Business artifacts and Collaborative workflows Also, when supporting complex activities in a Web setting, one typically has to organize the cooperation between possibly many systems, and notably the sequencing of their tasks. The specification of such sequencings, sometimes referred to as choreography, is little understood. We pursued an original approach that models tasks with pieces of data, that are called business artifacts (following IBM terminology). The evolution of an artifact is constrained by rules on the evolution of the data. Using this approach, we developed fundamental works in order to understand the intrinsic nature of workflows shared by collaborative systems.

Webdam has stressed education. In particular,

• A textbook (advanced undergraduate or graduate level) on Web data management has been published at Cambridge University Press [98] in 2009. The book is available for free on the Webdam Web site at http://webdam.inria.fr/wordpress/index.html.

• A book “Sciences des données” has been published at Fayard [97] in 2012. The book is available for free at http://lecons-cdf.revues.org/506 and in English translation by Liz Libbrecht at http://lecons-cdf.revues.org/558.



Major difficulties encountered Complexity of the model
At the early stages of the project, lots of work was devoted to the Active XML model and important results obtained. When considering issues such as trust, access rights, or provenance in the context of social data, the tree aspect of Active XML model turned out to complicate some of the issues.

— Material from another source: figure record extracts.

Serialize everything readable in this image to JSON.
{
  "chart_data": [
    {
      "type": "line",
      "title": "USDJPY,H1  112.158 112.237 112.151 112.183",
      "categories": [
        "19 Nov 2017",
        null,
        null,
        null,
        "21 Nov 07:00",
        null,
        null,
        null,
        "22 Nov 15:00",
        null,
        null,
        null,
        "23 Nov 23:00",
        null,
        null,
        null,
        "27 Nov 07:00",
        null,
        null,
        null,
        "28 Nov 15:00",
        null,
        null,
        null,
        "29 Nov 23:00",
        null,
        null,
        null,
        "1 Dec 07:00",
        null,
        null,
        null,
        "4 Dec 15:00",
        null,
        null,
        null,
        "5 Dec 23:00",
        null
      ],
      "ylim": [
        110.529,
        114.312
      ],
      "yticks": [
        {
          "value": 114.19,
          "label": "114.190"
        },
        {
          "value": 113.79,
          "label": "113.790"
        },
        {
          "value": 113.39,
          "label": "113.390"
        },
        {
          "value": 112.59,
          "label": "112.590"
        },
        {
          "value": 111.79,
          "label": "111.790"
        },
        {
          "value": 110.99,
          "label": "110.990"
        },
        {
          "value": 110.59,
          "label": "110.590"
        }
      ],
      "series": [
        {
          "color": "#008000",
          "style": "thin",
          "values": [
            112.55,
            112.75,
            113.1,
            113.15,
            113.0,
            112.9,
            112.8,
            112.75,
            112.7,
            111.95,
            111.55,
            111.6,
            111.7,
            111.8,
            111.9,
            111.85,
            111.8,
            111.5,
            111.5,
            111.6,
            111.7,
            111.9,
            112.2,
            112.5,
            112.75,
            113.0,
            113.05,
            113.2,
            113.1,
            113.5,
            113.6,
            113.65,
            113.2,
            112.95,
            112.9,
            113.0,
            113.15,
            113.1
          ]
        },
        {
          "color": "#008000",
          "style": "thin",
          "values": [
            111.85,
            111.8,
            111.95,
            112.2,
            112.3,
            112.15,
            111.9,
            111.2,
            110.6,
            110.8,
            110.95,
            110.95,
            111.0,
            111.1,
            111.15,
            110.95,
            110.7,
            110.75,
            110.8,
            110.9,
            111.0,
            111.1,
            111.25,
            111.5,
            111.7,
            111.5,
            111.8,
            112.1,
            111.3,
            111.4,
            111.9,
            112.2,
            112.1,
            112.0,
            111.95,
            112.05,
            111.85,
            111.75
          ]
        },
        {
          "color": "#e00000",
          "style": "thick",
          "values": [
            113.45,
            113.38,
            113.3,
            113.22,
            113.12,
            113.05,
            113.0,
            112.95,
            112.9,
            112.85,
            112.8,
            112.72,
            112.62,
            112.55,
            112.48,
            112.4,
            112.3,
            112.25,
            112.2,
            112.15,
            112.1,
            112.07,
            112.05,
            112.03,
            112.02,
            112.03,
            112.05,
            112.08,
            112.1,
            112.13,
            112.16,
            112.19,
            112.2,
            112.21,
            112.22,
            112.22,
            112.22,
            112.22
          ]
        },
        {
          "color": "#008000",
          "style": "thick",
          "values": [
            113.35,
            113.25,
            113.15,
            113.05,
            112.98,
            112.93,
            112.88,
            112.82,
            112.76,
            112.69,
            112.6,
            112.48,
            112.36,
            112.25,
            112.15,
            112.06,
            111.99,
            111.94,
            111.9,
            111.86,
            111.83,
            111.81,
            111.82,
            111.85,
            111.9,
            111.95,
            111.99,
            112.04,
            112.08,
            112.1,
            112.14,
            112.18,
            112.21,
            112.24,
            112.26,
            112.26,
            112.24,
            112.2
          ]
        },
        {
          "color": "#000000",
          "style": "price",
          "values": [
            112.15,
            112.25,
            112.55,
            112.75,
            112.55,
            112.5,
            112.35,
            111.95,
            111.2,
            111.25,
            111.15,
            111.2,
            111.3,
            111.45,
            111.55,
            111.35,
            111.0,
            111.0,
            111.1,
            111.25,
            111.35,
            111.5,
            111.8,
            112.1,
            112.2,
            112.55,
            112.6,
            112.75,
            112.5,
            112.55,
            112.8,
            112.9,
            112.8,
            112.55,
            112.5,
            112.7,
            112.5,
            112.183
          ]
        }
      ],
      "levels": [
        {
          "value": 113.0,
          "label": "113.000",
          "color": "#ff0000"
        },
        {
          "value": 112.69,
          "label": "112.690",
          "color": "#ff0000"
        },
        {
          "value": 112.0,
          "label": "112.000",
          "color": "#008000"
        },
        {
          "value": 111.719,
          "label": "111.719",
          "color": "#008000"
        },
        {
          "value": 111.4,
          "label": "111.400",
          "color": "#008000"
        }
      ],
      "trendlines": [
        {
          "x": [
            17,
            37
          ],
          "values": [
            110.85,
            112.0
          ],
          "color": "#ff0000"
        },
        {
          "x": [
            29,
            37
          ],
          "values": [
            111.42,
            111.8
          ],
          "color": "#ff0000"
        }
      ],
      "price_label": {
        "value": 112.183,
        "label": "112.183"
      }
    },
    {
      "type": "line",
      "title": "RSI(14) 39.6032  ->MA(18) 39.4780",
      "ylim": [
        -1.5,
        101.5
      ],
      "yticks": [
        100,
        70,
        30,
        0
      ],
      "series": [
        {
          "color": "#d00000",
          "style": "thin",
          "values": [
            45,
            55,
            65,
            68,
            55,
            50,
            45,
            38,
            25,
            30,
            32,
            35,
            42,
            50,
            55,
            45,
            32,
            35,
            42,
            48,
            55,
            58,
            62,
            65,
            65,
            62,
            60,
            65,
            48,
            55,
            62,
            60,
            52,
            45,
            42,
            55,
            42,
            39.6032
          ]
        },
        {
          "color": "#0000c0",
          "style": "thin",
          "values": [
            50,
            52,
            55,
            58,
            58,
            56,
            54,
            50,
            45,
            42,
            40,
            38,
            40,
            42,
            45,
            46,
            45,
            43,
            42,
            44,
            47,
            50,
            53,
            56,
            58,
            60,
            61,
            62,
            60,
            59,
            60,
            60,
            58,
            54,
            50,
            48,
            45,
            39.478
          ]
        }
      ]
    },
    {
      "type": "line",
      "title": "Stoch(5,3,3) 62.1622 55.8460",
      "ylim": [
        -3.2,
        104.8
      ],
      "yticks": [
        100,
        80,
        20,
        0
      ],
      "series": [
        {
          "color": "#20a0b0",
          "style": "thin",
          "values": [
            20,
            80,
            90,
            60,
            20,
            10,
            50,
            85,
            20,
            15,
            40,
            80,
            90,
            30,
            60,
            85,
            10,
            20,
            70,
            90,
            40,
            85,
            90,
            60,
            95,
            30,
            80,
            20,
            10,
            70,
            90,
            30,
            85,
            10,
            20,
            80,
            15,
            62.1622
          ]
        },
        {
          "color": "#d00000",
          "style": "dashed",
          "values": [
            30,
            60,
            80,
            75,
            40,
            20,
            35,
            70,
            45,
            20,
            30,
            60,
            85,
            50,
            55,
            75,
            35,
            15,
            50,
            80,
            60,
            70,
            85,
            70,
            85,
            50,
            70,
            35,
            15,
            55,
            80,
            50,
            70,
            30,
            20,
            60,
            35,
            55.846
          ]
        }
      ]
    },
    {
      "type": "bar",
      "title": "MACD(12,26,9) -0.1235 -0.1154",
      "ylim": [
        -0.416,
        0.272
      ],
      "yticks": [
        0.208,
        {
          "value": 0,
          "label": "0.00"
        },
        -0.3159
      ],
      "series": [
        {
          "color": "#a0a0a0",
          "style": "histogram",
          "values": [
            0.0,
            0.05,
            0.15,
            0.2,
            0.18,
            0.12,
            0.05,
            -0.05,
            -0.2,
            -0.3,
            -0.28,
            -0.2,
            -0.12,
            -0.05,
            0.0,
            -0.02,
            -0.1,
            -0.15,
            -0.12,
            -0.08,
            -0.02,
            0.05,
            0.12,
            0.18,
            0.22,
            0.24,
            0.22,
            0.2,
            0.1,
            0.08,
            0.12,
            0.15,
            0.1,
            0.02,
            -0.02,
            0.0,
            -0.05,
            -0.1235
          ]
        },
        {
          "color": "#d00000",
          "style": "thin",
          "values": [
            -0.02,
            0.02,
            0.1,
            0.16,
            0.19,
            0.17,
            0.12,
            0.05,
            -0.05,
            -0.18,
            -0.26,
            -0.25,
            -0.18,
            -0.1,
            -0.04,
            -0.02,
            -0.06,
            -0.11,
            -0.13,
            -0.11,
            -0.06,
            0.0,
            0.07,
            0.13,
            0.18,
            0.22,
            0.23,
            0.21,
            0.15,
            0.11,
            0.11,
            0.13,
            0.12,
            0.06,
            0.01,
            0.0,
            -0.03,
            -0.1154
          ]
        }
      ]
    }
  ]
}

So, we refocused on the relational model and Datalog-style languages for some of the more recent works, e.g. the work around Webdamlog. See Section A.6.11. Future works should reconcile the two approaches.

Localization In a first phase, theWebdam project was involving researchers of the Institut National de Recherche en Informatique et Automatique (Inria), from the former teams Gemo/Leo at University Paris Sud (now Oak team) and Dahu at École normale supérieure de Cachan (ENS Cachan). The project also rapidly involved researchers at Télécom ParisTech, around Pierre Senellart, especially on probabilistic data. It turned out to be more complicated than expected to focus the group in such a distributed environment. The research was concentrated after a couple of years at ENS Cachan and Télécom ParisTech.

Human Resources These form the main asset of a project such as Webdam. The main reason of the success of Webdam was that we could bring together some incredible talents. This brought some unexpected inherent issue: While we could offer only temporary positions, talented people were offered permanent positions elsewhere (in top places such as Oxford, Tel Aviv, UCSD...) and naturally accepted them. Although this was a difficulty, we also found that this was an opportunity for Webdam to grow by developing collaboration with some of the members who left. Such collaborations are notably ongoing with Tel Aviv University and UCSD.